Mais pourquoi avez-vous refusé des films importants?

D'abord, pour moi, "grand" film ou "petit" film, ça ne veut rien dire. Il n'y a pas de film plus ou moins "grand". Dans le film dégueulasse, je me prostitue qutant que dans un "grand" film.

Mais tout de même, c'est de ma faute indirectement si j'ai refusé les films de Pasolini, de Visconti, de Fellini et beaucoup de films américains. A cette époque, je me foutais complètement du genre de film où j'apparaissais. J'avais déjà commencé à me dire "tout ce que tu fais, c'est pour rien", je pensais déjà à la mort. Et au regard de mes préoccupations, le cinéma est secondaire. Cela dit, j'ai toujours été "professionel" dans un mauvais comme dans un bon film.

Alors si vous me demandez pourquoi j'ai fait des films de catégorie B, peut-être est-ce parce que j'étais impatient, comme une bête traquée, enfermée qui cherche la sortie. Je n'avais personne pour me conseiller. Je demandais à mon impresario: "Je fais ce film avec Visconti?" et il me disait: "Non, le plus important, c'est Vieux Schnock", alors moi, je n'ai pas compris qui était Visconti.

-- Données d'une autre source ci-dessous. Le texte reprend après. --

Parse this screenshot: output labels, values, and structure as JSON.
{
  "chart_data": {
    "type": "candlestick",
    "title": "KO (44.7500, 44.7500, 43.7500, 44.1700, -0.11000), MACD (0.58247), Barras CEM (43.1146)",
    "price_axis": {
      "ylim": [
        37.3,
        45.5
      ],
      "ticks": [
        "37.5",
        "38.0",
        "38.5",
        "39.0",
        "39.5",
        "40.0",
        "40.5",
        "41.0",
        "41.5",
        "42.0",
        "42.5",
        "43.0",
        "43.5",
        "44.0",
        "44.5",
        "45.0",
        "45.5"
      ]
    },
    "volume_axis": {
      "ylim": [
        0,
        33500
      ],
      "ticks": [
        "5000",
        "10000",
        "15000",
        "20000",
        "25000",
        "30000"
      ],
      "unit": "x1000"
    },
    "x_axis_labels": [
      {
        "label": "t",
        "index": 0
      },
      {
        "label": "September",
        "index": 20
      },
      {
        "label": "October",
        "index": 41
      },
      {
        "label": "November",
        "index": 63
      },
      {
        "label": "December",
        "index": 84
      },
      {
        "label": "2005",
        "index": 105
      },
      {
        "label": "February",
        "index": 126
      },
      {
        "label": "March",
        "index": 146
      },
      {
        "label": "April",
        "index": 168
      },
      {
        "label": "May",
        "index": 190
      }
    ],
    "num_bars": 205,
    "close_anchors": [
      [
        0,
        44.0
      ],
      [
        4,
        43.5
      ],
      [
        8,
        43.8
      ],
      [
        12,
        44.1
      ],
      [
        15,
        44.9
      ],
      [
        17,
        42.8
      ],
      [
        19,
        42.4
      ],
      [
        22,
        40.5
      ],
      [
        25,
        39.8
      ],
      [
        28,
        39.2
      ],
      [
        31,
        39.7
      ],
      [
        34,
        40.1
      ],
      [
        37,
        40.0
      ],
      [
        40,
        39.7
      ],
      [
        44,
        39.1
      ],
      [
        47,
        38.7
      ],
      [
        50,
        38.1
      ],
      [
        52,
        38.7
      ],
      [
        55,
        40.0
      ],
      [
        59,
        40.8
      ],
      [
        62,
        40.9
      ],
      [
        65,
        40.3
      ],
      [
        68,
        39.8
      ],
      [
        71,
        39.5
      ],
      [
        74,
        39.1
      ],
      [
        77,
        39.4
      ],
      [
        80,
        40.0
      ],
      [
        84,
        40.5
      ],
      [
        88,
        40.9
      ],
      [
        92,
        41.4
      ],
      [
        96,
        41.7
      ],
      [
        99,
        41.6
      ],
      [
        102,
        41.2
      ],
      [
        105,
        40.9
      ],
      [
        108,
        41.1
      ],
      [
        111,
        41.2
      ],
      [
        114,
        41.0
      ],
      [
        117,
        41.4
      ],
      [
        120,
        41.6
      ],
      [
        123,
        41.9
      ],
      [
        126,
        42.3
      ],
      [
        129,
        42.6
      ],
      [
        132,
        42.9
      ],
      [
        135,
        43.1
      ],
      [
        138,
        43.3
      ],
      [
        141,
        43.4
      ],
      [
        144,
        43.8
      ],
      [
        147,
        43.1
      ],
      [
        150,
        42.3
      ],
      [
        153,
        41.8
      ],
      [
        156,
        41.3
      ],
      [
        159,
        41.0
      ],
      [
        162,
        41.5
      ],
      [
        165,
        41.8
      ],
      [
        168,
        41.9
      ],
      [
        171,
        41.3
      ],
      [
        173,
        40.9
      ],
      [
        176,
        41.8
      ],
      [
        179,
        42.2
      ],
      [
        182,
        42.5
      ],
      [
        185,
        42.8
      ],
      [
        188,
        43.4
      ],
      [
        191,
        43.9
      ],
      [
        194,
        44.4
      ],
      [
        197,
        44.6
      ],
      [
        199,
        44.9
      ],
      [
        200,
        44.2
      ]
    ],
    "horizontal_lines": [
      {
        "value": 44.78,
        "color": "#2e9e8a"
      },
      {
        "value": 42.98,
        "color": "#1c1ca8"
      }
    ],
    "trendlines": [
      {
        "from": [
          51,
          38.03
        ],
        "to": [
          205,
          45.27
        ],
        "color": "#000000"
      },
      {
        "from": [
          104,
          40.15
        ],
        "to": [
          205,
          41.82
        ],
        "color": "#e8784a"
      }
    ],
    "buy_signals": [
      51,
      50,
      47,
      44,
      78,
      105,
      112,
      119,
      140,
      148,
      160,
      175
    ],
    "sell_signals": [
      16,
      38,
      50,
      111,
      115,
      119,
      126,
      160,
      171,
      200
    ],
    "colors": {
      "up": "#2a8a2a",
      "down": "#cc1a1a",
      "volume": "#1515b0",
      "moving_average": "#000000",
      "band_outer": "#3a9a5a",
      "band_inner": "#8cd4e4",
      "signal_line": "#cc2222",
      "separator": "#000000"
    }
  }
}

Aujourd'hui, je ne regrette rien car je ne faisais pas du cinéma pour les Oscars, pour Cannes ou pour que les critiques se masturbent en me voyant. Je faisais des films pour le public. Et c'est ça la réponse. La réponse, je l'ai trouvée lors des mes tournées au Laos, à Marrakech, au Pérou, à Tai-peh, au Vietnam... Au Vietnam, j'ai rencontrée un gosse de 8 ou 9 ans qui m'avait vu dans un seul film de guerre où je jouais un sergent américain mourant la bouche ouverte dans un tank et il m'a mimé ça. Et il me rappelait par ces grimaces que ce que j'avais fait était important pour lui. Et je vous dis que cela compte pour moi, pas seulement parce que cela se passait au Vietnam... Je ne suis ni prétentieux ni arrogant mais je suis content que les gens, vieux ou jeunes, m'aiment dans tous les pays du monde.

Et si je fais un film pour impressioner un gosse au Vietnam plutôt que de faire un Visconti, vous voyez la différence, vous? ...

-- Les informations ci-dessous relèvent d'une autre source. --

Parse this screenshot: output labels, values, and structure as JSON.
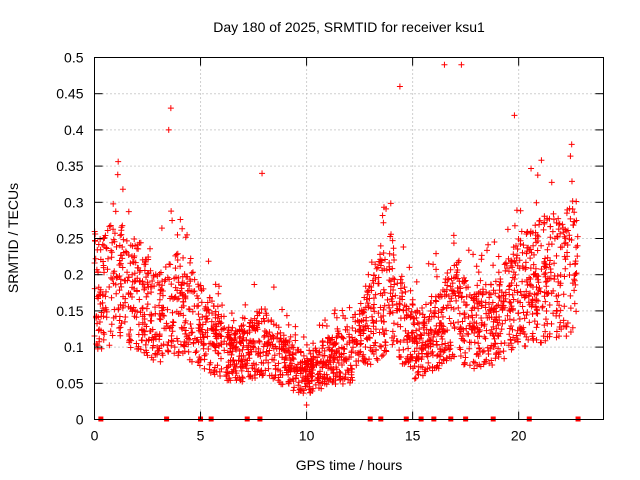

De quel film s'agissait-il pour Visconti?

De Louis II de Bavière. Enfin..., j'aurais joué l'acteur ami car je suis trop vieux à 41 ans pour faire le roi. Remarquez, j'avais joué Louis II lui-même en 1955 dans le film de Helmut Käutner mais ce n'était pas très bon. La vision de Visconti sur Ludwig, sur le nazisme et la perversion sexuelle, ça pourrait être intéressant mais pas comme il le réalise. Et puis, faire jouer cela par des pédés, enfin... bref.

Qu'est-ce qui s'est passé avec Pasolini et Porcherie [ Porcile]? Est-ce parce que Pasolini était trop angoissé? Pourtant le rôle était écrit pour vous...

J'ai refusé le film pour des raisons très banales, parce que le cachet n'était pas assez élevé. Il pensait que c'était un grand honneur de travailler avec lui, je n'accepte pas ça. Je n'ai jamais refusé son film en disant: c'est un con. Non, j'ai été très étonné par notre rencontre. Pasolini était tellement gentil, doux, calme, même timide et ça était très bien pour moi.

Vous avez dit qu'il était angoissé. Moi aussi les gens pensent que je suis angoissé. Mais en fait je n'ai jamais été angoissé dans le même sens que Pasolini. Mon angoisse est différente de la sienne. J'ai lu le script de Porcherie, j'ai trouvé que cela ne m'apportait rien. J'ai quand même été très gentil moi aussi, j'ai dit: vous savez, je n'ai pas compris, ce n'est pas moi du tout. Sans le brusquer, et encore moins maintenant qu'il est mort... Avec Pasolini, il fallait s'engager. Ce n'était pas comme mes westerns de 2e ou 3e catégorie que je tourne en deux ou trois semaines. Avec lui, c'était pénible, sérieux, un vrai travail professionnel. Mais je n'éprouvais pas le besoin de m'engager, de jouer un type dans le désert qui a faim, qui mange quelqu'un, qui s'excite, qui est musclé, oui, d'accord c'est très beau... mais je ne trouvais aucun sens à tout cela. Et lui, il prenait cette idée tellement au sérieux...

Mais enfin, ça n'existe pas pour vous un auteur de cinéma inspiré pour qui vous tourneriez pour peu d'argent?

Non, je ne crois pas à ça. Je crois que le cinéma est une industrie. Vous demandez de l'argent, vous êtes responsable pour vendre le film, pour le faire marcher et, chose plus importante: vous faites le film pour le public. J'ai eu souvent l'impression que certaines metteurs en scène faisaient des films pour eux-mêmes. Moi je m'identifie au public et le public avec moi. J'ai eu l'impression que si je faisais un film "engagé" avec Pasolini, le public ne pourrait pas s'identifier avec moi.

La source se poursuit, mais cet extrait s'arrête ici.